New York

“Cubist Illustrated Books In Context”

Franklin Furnace

Though hardly a novel notion, recognition of the importance of graphic media in spreading artistic ideas has only come into its own in recent examinations of early-20th-century “isms.” Through the ’60s, the American approach stressed painting and sculpture as the main signposts of visual development, and relegated drawing, prints, and particularly the design media to the back burners. All this began to change with the emergence of the issues of the ’70s; as contemporary concerns shifted toward the alternative media, we started to look for new things in the past.

One of the major legacies of the ’70s has been the recognition and support of contemporary artists’ publications, and a side-effect of that legacy was the receptive climate for this examination of Cubist books. The show, curated by Donna Stein, was a persuasive display of the passion and commitment underscoring Cubism. It covered the range of Cubist publications from books about Cubism, through catalogues of Cubist exhibitions, to deluxe, lavish, color-plate monographs—the examples on Sonia Delaunay, Natalia Goncharova, and Mikhail Larionov are knockouts in this regard; and it surveyed Cubist graphic expression from the declarative representations of Pablo Picasso, Georges Braque, and Fernand Léger, through the studious, scaffoldlike treatments of Louis Marcoussis and the soft Cubistcum-realist renderings of Jean-Emile Laboureur, to an abstraction Alexandra Exter did for the cover of the first Russian monograph on Picasso.

Other documents provided a vivid sense of the context in which Cubism developed: among the most humorous was a satirical cartoon by the popular American illustrator James Montgomery Flagg, entitled “If Whistler had only been a Cubist,” executed in 1913–14. In the texts in the catalogue accompanying this show, which was part of a dual exhibition with Cubist prints held at the Aldis Browne gallery, Stein discusses such topics as the collaborative relationships between artists and writers of the period and the role of such publishers as dealer Henry Kahnweiler in making the work of his artists available in the accessible forms of books and prints.

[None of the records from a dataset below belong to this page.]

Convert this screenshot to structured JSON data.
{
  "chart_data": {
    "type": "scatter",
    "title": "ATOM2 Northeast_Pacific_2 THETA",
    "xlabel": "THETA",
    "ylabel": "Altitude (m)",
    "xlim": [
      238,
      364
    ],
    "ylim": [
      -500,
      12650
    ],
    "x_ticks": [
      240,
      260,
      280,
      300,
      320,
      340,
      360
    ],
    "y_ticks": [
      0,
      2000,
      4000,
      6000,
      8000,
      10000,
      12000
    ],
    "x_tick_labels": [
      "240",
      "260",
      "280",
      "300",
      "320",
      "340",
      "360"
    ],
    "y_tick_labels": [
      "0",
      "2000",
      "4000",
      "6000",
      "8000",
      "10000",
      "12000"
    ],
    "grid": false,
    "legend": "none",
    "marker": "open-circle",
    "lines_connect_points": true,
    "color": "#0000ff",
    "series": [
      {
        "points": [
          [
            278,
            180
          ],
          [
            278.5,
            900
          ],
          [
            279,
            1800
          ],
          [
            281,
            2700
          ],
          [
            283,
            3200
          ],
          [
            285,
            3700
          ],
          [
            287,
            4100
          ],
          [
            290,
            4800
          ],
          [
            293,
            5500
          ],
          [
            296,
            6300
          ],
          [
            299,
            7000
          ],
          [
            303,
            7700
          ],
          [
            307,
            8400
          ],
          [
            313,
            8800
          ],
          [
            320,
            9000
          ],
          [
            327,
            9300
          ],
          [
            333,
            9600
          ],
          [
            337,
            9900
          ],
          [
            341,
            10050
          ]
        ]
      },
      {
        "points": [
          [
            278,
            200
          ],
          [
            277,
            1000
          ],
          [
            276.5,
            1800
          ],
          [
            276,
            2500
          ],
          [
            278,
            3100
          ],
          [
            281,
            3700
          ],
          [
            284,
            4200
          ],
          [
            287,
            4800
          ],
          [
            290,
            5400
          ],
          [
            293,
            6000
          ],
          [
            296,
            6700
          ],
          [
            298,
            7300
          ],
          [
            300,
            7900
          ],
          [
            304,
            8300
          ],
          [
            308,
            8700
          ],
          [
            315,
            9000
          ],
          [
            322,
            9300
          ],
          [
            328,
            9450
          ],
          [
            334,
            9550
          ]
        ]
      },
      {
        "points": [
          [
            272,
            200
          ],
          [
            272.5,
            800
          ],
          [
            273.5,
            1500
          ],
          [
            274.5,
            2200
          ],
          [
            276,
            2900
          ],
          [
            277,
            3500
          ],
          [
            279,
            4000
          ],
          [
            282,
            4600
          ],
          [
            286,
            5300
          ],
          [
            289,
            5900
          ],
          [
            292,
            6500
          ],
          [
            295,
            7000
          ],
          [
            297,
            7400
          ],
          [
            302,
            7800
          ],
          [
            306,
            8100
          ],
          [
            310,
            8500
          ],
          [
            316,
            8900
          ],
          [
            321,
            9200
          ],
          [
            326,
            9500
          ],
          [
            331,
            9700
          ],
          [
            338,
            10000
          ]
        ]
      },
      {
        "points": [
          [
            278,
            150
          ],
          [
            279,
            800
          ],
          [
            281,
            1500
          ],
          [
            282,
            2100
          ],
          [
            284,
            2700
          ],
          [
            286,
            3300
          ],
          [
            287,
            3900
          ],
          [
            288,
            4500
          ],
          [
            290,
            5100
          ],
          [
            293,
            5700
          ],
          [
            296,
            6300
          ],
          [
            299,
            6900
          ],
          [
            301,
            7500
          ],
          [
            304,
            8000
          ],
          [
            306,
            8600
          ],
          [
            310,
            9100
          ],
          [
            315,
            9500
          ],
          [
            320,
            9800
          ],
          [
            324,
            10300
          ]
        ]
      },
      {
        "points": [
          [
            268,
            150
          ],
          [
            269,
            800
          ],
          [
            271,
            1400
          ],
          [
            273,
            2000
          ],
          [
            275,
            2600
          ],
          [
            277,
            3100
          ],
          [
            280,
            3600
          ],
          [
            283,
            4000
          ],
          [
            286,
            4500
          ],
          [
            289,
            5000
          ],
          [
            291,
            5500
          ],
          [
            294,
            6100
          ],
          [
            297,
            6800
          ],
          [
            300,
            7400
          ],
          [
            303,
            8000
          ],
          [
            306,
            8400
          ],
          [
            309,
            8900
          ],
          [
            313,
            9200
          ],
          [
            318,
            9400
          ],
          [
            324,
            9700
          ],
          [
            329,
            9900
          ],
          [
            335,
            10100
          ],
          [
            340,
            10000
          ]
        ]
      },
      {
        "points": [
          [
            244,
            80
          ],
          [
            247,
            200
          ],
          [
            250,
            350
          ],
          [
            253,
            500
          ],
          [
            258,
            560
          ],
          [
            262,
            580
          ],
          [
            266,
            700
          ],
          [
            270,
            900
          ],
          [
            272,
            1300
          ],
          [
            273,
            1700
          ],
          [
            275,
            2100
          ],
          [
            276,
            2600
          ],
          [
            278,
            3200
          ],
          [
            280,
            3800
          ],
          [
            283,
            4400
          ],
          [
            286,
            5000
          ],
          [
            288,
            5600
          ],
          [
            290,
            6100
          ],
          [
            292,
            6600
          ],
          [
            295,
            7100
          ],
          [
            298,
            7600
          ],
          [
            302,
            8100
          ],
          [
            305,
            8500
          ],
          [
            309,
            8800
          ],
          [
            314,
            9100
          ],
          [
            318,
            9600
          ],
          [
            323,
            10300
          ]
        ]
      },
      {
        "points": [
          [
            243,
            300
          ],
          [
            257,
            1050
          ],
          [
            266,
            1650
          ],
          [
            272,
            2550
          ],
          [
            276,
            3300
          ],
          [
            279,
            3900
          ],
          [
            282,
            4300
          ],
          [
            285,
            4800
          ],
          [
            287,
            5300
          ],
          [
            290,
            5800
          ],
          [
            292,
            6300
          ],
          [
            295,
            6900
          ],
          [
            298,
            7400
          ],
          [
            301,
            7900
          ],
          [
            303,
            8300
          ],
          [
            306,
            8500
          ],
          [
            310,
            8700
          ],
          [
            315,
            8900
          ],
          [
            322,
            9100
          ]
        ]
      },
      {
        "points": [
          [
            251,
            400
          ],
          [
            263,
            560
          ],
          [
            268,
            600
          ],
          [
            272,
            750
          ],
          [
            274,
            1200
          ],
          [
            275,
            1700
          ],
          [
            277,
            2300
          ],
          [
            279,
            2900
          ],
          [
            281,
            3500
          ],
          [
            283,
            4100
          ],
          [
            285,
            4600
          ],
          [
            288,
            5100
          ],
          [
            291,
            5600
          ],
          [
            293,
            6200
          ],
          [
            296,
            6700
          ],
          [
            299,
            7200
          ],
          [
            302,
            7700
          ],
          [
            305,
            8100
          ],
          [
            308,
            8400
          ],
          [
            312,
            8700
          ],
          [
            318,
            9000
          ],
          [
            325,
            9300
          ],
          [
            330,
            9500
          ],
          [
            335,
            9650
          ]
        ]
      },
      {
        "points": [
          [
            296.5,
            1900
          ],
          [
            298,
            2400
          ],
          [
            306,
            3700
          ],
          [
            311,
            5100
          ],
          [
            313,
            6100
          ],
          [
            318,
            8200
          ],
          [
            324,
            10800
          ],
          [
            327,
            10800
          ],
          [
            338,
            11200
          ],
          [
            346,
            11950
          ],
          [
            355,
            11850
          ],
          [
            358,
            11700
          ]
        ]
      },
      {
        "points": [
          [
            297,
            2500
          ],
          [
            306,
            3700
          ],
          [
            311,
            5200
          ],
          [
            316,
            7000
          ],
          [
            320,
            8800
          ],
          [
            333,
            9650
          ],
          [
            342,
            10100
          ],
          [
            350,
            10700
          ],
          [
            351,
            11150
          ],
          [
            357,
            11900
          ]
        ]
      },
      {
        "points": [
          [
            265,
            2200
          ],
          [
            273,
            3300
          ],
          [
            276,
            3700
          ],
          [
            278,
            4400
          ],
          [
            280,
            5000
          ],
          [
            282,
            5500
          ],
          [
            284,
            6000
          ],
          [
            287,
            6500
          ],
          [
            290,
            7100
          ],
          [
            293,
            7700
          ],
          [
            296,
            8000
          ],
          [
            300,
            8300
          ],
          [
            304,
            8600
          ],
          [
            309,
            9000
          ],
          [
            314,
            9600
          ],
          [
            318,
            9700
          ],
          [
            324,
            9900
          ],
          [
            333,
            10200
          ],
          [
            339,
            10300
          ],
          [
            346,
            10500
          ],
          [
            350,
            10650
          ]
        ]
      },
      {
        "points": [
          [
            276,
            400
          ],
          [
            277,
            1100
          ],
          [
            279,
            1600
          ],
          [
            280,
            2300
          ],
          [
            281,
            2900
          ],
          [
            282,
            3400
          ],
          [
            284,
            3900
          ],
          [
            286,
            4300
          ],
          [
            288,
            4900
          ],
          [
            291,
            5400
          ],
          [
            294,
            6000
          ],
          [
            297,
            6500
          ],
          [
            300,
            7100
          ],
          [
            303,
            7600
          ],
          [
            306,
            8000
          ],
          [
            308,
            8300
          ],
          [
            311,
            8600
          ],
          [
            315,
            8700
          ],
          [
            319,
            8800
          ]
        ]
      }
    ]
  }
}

At issue here is nothing less than the transformation of Cubism, the artistic style, into Cubism, the cultural sensibility.

A fascinating case in point is offered by Picasso’s etchings for Max Jacob’s prose poem Saint Matorel, published by Kahnweiler in 1911. In this set of illustrations Picasso made his style, which loomed so rich, complex, and difficult in his analytical-Cubist paintings of the time, approachable in crisp, specific images. This publication was must buying for artists both in and outside Paris; one image from it, Mademoiselle Léonie, played a significant role in the study of Cubism by the Russian avant-garde. With its precise composition of curved and straight lines, the 1910 etching represented what Kasimir Malevich was to call the “additional element,” in other words, that which makes Cubism Cubism and not, say, Futurism. Malevich, in fact, included this work as an exemplar of Cubism in the teaching charts he developed at the Institute of Artistic Culture in Leningrad in the ’20s.

Again, Mademoiselle Léonie is notable for its anonymous, public look, its engineer’s-drawing character, which affected not only the Russians but Cubist-disposed artists in general. Picasso provided them with a method they could use as a hammer to reshape the world. With certain artists, particularly Goncharova and Larionov, it is hard to distinguish the influence of Cubism from other sources important to the dynamic approach to color and form both applied in their theater work; and where there is Cubism, of course, can Futurism be far behind? In this show the context was filled out with striking examples of Futurist and Futurist-influenced periodicals, from Lacerba, the main mouthpiece of the first-generation Futurists, to Ma, the Hungarian journal, one of the so-called “little magazines” of the ’20s.